The poll observer group congratulated Foreign Affairs Minister Sibusiso Moyo following his elevation to the influential portfolio last year.

Moyo, a virtually unknown top soldier at the time, became a celebrity overnight when he made the popular television announcement on behalf of the military, indicating they had seized control of government from then President Robert Mugabe in November last year.

“There is a bunch of SADC observers who are here making very profound statements on arrival,” Mandaza said Tuesday.

“Should we trust observers, or should we ban observers? What use are they, really? The SADC and AU observer missions have been a disaster and if it were not for the Common Wealth Observer Mission in 2002 and EU, it might be a different narrative in this country.”

Mandaza’s comments followed lawyer and rights activist Tony Reeler’s presentation in which he said while referring to a recent research that ordinary African citizens did not believe elections on their different lands were a credible source of achieving democracy.

He added: “Should we have observers only who are credible and therefore objective than partisan ones which are likely to be the case with the AU and SADC. They are partisan. We had a coup in this country but neither AU nor SADC have said so in the face of a blatant coup.

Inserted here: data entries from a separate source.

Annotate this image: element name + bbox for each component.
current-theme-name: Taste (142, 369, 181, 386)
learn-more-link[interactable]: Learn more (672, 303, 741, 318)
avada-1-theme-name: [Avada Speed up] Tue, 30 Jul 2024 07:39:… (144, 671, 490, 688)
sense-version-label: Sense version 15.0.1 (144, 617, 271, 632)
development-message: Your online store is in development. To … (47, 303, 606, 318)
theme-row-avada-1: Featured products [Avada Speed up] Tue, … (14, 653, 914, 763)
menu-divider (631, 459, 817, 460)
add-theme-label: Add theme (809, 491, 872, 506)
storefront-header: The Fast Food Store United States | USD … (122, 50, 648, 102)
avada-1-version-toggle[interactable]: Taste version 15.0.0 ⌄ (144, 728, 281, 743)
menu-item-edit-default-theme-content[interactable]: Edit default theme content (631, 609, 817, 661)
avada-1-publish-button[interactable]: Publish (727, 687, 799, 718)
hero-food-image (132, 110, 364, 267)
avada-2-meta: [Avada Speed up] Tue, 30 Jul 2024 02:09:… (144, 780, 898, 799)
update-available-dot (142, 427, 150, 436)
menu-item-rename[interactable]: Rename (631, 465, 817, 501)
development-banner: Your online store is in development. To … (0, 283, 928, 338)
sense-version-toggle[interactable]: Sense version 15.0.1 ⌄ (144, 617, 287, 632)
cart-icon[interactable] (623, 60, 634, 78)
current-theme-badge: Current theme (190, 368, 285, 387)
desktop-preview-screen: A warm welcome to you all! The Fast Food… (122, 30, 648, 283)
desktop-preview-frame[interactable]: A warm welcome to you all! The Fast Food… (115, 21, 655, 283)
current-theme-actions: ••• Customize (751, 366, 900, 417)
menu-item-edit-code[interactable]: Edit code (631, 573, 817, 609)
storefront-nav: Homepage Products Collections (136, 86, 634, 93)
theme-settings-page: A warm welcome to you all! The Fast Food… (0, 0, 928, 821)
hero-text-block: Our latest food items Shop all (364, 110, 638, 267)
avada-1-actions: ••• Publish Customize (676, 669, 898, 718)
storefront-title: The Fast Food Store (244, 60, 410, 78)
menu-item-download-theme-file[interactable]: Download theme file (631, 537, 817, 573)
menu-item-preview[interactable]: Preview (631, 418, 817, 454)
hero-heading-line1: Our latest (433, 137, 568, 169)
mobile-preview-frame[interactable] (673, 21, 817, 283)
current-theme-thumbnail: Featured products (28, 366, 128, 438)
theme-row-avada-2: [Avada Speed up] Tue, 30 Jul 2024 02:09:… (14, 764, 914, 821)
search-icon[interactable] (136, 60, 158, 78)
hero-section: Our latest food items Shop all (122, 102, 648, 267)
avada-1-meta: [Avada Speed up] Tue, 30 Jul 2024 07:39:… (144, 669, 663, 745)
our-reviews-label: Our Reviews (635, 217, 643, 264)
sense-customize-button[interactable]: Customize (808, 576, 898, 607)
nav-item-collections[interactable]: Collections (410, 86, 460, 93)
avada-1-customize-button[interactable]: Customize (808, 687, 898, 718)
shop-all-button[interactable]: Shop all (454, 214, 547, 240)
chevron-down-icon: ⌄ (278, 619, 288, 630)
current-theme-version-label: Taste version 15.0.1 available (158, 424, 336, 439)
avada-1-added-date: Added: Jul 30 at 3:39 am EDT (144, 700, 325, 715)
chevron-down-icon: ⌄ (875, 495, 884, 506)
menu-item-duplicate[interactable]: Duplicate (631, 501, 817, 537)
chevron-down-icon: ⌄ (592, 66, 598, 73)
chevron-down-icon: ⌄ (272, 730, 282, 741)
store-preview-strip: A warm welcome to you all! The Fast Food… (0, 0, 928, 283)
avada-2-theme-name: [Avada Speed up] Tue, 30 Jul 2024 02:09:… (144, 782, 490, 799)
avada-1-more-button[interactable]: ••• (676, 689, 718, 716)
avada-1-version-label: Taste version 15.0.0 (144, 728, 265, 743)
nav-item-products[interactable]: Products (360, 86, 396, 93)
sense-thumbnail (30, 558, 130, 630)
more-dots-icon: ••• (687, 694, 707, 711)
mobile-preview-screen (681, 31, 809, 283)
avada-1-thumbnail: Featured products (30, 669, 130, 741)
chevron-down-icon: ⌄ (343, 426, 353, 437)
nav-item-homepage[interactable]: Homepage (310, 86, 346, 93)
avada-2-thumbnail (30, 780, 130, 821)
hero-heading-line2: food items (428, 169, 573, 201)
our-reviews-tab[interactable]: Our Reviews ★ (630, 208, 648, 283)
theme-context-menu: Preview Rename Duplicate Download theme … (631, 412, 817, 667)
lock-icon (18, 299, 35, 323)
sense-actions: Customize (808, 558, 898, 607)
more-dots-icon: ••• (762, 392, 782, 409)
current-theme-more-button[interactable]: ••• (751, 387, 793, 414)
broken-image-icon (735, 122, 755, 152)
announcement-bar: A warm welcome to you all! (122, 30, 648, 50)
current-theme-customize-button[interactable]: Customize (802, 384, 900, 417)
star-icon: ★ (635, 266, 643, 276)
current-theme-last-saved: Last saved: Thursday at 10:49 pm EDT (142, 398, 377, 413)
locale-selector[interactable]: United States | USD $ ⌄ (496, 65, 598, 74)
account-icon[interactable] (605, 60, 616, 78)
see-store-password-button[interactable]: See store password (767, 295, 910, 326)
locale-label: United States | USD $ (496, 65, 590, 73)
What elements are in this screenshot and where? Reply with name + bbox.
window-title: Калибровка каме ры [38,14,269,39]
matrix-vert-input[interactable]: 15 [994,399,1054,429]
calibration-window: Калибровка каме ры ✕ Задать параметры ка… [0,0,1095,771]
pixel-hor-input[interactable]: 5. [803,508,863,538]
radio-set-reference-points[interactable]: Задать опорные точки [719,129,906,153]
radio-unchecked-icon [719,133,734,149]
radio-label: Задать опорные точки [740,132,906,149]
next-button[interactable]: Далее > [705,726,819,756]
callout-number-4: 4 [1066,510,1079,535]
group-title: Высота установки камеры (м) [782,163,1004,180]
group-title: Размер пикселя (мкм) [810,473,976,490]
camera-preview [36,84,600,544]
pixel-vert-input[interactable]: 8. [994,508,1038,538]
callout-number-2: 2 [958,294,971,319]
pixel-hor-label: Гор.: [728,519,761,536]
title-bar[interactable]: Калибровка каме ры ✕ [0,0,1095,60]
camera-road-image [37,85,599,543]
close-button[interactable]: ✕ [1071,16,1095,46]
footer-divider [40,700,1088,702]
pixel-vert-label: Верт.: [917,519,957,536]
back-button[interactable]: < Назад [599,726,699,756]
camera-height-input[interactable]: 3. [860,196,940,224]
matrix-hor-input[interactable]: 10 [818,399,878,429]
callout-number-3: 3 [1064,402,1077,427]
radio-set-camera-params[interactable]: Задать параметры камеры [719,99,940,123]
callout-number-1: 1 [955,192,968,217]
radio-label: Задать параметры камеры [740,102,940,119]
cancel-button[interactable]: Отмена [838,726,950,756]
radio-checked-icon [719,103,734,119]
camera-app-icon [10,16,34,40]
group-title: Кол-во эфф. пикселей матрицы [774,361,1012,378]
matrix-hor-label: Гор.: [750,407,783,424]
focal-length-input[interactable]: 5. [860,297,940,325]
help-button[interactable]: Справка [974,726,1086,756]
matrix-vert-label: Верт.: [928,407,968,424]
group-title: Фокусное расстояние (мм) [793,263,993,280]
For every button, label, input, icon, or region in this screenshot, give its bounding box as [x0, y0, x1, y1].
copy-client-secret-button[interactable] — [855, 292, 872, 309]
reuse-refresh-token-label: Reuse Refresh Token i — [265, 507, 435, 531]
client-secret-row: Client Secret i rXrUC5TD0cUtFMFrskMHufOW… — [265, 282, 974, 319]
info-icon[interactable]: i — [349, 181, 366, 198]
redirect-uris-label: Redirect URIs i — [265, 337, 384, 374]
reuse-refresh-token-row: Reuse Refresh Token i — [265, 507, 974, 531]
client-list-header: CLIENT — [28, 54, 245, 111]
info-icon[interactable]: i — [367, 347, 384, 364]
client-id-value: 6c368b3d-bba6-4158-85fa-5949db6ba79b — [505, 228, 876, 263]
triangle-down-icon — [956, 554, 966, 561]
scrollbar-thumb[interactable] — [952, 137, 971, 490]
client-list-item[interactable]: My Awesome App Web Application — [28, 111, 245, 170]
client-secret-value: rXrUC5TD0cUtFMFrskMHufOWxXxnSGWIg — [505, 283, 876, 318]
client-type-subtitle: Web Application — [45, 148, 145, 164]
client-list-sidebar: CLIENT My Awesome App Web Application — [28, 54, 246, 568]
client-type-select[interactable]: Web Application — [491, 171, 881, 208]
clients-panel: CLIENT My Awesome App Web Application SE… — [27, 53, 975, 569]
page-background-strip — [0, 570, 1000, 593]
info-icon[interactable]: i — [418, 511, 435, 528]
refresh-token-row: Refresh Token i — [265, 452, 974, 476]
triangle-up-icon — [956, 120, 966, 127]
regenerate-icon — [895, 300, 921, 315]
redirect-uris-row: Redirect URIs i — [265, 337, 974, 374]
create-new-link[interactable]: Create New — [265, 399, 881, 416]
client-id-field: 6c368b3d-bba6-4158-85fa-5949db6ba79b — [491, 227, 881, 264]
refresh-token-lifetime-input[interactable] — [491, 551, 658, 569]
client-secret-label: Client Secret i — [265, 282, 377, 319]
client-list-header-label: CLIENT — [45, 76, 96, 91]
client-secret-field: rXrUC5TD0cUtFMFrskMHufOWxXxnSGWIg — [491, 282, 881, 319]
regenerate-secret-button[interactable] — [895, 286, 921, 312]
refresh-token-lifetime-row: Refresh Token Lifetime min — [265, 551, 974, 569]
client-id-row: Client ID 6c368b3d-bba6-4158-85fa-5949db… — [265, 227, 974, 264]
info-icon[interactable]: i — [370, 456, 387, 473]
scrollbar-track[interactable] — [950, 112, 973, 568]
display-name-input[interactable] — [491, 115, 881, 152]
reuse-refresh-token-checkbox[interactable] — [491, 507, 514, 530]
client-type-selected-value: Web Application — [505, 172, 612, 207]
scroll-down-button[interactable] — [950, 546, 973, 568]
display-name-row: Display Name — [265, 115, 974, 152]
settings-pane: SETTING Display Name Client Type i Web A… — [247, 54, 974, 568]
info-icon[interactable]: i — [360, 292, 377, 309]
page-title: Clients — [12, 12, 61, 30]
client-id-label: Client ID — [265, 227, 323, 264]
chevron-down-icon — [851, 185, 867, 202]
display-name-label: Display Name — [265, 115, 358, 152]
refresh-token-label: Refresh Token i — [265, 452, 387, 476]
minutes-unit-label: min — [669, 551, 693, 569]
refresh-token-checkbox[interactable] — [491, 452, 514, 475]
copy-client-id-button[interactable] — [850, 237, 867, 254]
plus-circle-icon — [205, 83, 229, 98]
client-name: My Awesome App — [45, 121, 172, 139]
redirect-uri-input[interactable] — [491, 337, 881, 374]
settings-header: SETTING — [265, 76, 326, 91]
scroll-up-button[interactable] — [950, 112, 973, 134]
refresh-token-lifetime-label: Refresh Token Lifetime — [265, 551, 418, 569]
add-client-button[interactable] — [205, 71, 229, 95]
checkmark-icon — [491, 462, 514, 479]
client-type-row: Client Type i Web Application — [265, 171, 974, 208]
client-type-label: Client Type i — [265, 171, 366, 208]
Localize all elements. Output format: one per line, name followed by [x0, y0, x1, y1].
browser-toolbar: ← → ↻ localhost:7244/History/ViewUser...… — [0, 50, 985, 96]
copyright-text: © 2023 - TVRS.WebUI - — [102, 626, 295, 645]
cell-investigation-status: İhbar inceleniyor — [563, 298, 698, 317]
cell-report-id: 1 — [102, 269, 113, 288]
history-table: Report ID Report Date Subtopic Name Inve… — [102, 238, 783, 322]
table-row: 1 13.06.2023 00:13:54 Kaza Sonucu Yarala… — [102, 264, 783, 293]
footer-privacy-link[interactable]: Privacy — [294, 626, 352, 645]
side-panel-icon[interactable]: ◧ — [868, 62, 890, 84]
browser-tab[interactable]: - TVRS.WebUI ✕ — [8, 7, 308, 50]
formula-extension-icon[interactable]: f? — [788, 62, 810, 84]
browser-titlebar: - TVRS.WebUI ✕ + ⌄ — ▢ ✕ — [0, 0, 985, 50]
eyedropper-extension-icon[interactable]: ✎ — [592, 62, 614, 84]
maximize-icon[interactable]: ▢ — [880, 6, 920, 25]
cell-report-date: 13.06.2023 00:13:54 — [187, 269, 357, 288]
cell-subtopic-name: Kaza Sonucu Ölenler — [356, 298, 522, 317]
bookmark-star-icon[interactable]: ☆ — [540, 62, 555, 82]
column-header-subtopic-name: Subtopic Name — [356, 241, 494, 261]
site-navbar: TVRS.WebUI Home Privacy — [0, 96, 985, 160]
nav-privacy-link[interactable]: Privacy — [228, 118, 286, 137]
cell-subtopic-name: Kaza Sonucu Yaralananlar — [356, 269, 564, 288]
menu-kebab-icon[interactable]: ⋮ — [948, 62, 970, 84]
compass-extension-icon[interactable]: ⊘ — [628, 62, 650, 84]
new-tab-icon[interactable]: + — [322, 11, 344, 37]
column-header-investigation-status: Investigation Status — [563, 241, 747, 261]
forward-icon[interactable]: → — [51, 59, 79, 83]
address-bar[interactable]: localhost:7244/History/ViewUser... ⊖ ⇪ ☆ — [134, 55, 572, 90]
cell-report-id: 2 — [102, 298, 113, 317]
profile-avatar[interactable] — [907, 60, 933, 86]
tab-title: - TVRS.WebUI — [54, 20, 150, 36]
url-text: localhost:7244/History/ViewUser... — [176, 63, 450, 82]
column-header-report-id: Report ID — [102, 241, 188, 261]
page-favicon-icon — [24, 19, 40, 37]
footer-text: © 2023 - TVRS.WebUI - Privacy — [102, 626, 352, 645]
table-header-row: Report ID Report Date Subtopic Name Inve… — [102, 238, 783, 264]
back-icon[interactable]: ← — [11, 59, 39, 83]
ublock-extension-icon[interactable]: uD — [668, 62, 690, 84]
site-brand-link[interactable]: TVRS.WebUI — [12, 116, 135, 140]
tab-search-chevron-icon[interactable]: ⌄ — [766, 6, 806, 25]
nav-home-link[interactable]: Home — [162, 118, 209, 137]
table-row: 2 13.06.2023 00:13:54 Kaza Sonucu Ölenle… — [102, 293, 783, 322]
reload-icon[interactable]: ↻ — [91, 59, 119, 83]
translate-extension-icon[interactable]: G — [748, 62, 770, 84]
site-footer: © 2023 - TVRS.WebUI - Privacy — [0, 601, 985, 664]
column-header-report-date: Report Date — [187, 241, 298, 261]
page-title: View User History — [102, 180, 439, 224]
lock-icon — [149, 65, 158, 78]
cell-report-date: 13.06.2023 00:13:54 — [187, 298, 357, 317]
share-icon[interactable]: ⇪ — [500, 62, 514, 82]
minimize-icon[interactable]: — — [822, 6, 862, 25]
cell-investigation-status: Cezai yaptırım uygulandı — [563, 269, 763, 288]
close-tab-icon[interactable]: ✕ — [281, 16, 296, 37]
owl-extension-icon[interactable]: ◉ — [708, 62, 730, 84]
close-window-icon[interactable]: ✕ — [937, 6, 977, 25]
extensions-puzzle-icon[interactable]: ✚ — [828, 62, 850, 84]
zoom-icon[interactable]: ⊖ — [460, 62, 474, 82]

“Should we trust AU and SADC observers? I think not. They should be disqualified from observing. Until they can be proven that they are objective which they are not, I don’t think we should rely on them at all.”

Since the 2002 elections which the EU observers dismissed as skewed in favour of then incumbent President Mugabe, the Zanu PF led regime has refused to open its doors to western observers citing inherent bias against it.

However, President Emmerson Mnangagwa has pledged to invite western observers for Zimbabwe’s harmonised elections slated for later this year.